Effect of mannitol on postoperative delirium in patients undergoing coronary artery bypass graft: a randomised controlled trial.

Objective: Postoperative delirium (POD), especially after cardiac surgery with cardiopulmonary bypass (CPB), is a relatively common and severe complication increasing side effects, length of hospital stay, mortality and healthcare resource costs. This study aimed to determine the impact of using mannitol serum in the prime of CPB for preventing the occurrence of delirium in patients undergoing coronary artery bypass surgery.

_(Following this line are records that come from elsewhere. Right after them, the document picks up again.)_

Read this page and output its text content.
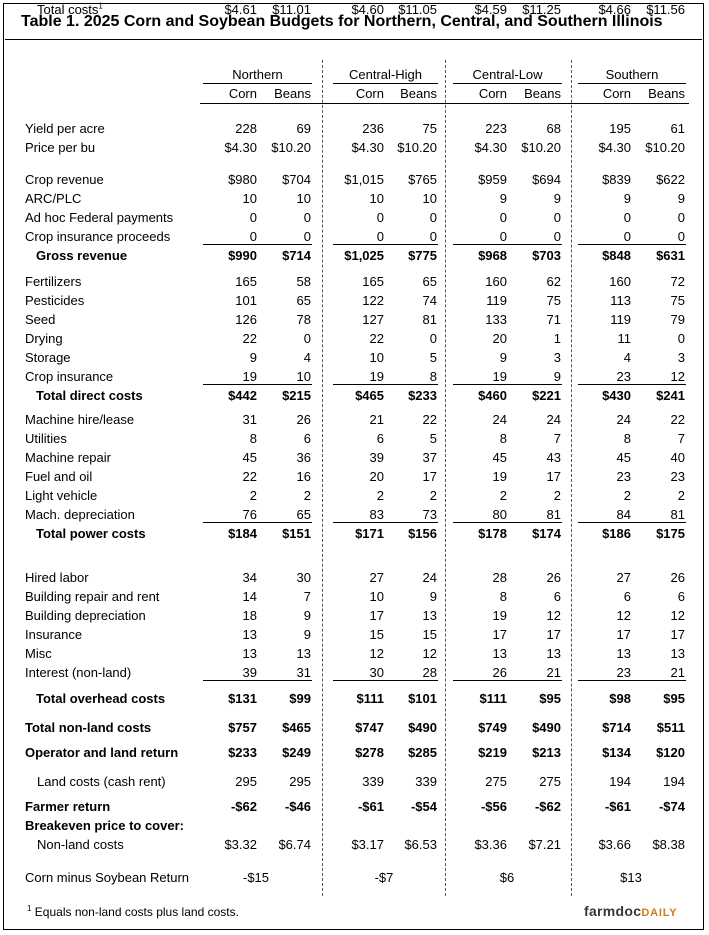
Table 1. 2025 Corn and Soybean Budgets for Northern, Central, and Southern Illinois
Northern
Corn	Beans
Central-High
Corn	Beans
Central-Low
Corn	Beans
Southern
Corn	Beans
Yield per acre	228	69	236	75	223	68	195	61
Price per bu	$4.30	$10.20	$4.30	$10.20	$4.30	$10.20	$4.30	$10.20
Crop revenue	$980	$704	$1,015	$765	$959	$694	$839	$622
ARC/PLC	10	10	10	10	9	9	9	9
Ad hoc Federal payments	0	0	0	0	0	0	0	0
Crop insurance proceeds	0	0	0	0	0	0	0	0
Gross revenue	$990	$714	$1,025	$775	$968	$703	$848	$631
Fertilizers	165	58	165	65	160	62	160	72
Pesticides	101	65	122	74	119	75	113	75
Seed	126	78	127	81	133	71	119	79
Drying	22	0	22	0	20	1	11	0
Storage	9	4	10	5	9	3	4	3
Crop insurance	19	10	19	8	19	9	23	12
Total direct costs	$442	$215	$465	$233	$460	$221	$430	$241
Machine hire/lease	31	26	21	22	24	24	24	22
Utilities	8	6	6	5	8	7	8	7
Machine repair	45	36	39	37	45	43	45	40
Fuel and oil	22	16	20	17	19	17	23	23
Light vehicle	2	2	2	2	2	2	2	2
Mach. depreciation	76	65	83	73	80	81	84	81
Total power costs	$184	$151	$171	$156	$178	$174	$186	$175
Hired labor	34	30	27	24	28	26	27	26
Building repair and rent	14	7	10	9	8	6	6	6
Building depreciation	18	9	17	13	19	12	12	12
Insurance	13	9	15	15	17	17	17	17
Misc	13	13	12	12	13	13	13	13
Interest (non-land)	39	31	30	28	26	21	23	21
Total overhead costs	$131	$99	$111	$101	$111	$95	$98	$95
Total non-land costs	$757	$465	$747	$490	$749	$490	$714	$511
Operator and land return	$233	$249	$278	$285	$219	$213	$134	$120
Land costs (cash rent)	295	295	339	339	275	275	194	194
Farmer return	-$62	-$46	-$61	-$54	-$56	-$62	-$61	-$74
Breakeven price to cover:
Non-land costs	$3.32	$6.74	$3.17	$6.53	$3.36	$7.21	$3.66	$8.38
Total costs$^1$	$4.61	$11.01	$4.60	$11.05	$4.59	$11.25	$4.66	$11.56
Corn minus Soybean Return	-$15	-$7	$6	$13
$^1$ Equals non-land costs plus land costs.	farmdocDAILY
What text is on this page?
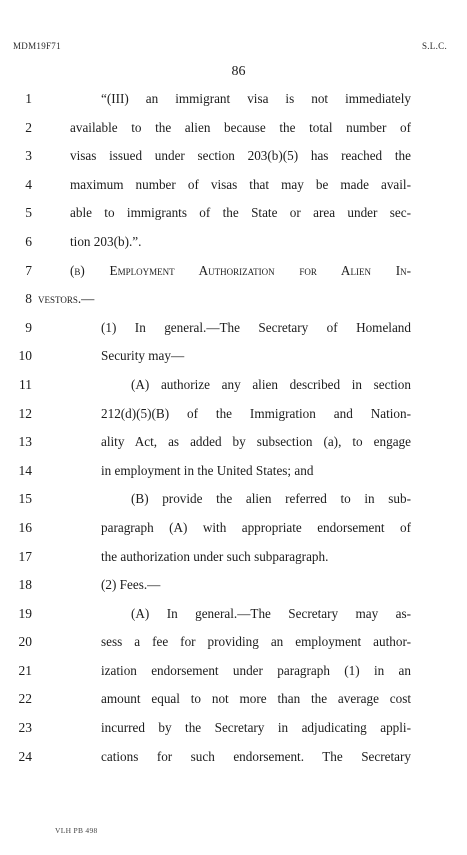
MDM19F71	S.L.C.
86
1	“(III) an immigrant visa is not immediately
2	available to the alien because the total number of
3	visas issued under section 203(b)(5) has reached the
4	maximum number of visas that may be made avail-
5	able to immigrants of the State or area under sec-
6	tion 203(b).”.
7	(b) Employment Authorization for Alien In-
8 vestors.—
9	(1) In general.—The Secretary of Homeland
10	Security may—
11	(A) authorize any alien described in section
12	212(d)(5)(B) of the Immigration and Nation-
13	ality Act, as added by subsection (a), to engage
14	in employment in the United States; and
15	(B) provide the alien referred to in sub-
16	paragraph (A) with appropriate endorsement of
17	the authorization under such subparagraph.
18	(2) Fees.—
19	(A) In general.—The Secretary may as-
20	sess a fee for providing an employment author-
21	ization endorsement under paragraph (1) in an
22	amount equal to not more than the average cost
23	incurred by the Secretary in adjudicating appli-
24	cations for such endorsement. The Secretary
VLH PB 498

Methods: This study is a single-centre, double-blinded, randomised, controlled trial that was conducted from December 2022 to May 2023. Patients in the age range of 18-70 who underwent elective coronary artery bypass surgery were included in the study. In the control group (n=45), the prime solution included Ringer's lactate serum. In the intervention group (n=45), the prime solution consisted of 200 mL mannitol serum and Ringer's lactate serum. The primary outcome of the study was the incidence of POD. Secondary outcomes included the duration of mechanical ventilation, length of stay in the intensive care unit (ICU) and 30-day in-hospital mortality.

Results: There were no statistically significant differences in demographic characteristics and risk factors between the control and intervention groups (p<0.05). However, the incidence of POD was significantly lower in the intervention group compared with the control group (22.25% vs 42.2%, p=0.035). There were no significant differences between the two groups regarding CPB time, aortic cross-clamp time, duration of mechanical ventilation and length of stay in ICU (p<0.05). Additionally, mortality rates and rates of return to the operating room did not differ significantly between the two groups (p<0.05).

Conclusions: This study concluded that adding mannitol to the prime of CPB pump can help reduce the incidence of delirium after cardiac surgery.

Trial registration number: IRCT20221129056660N1.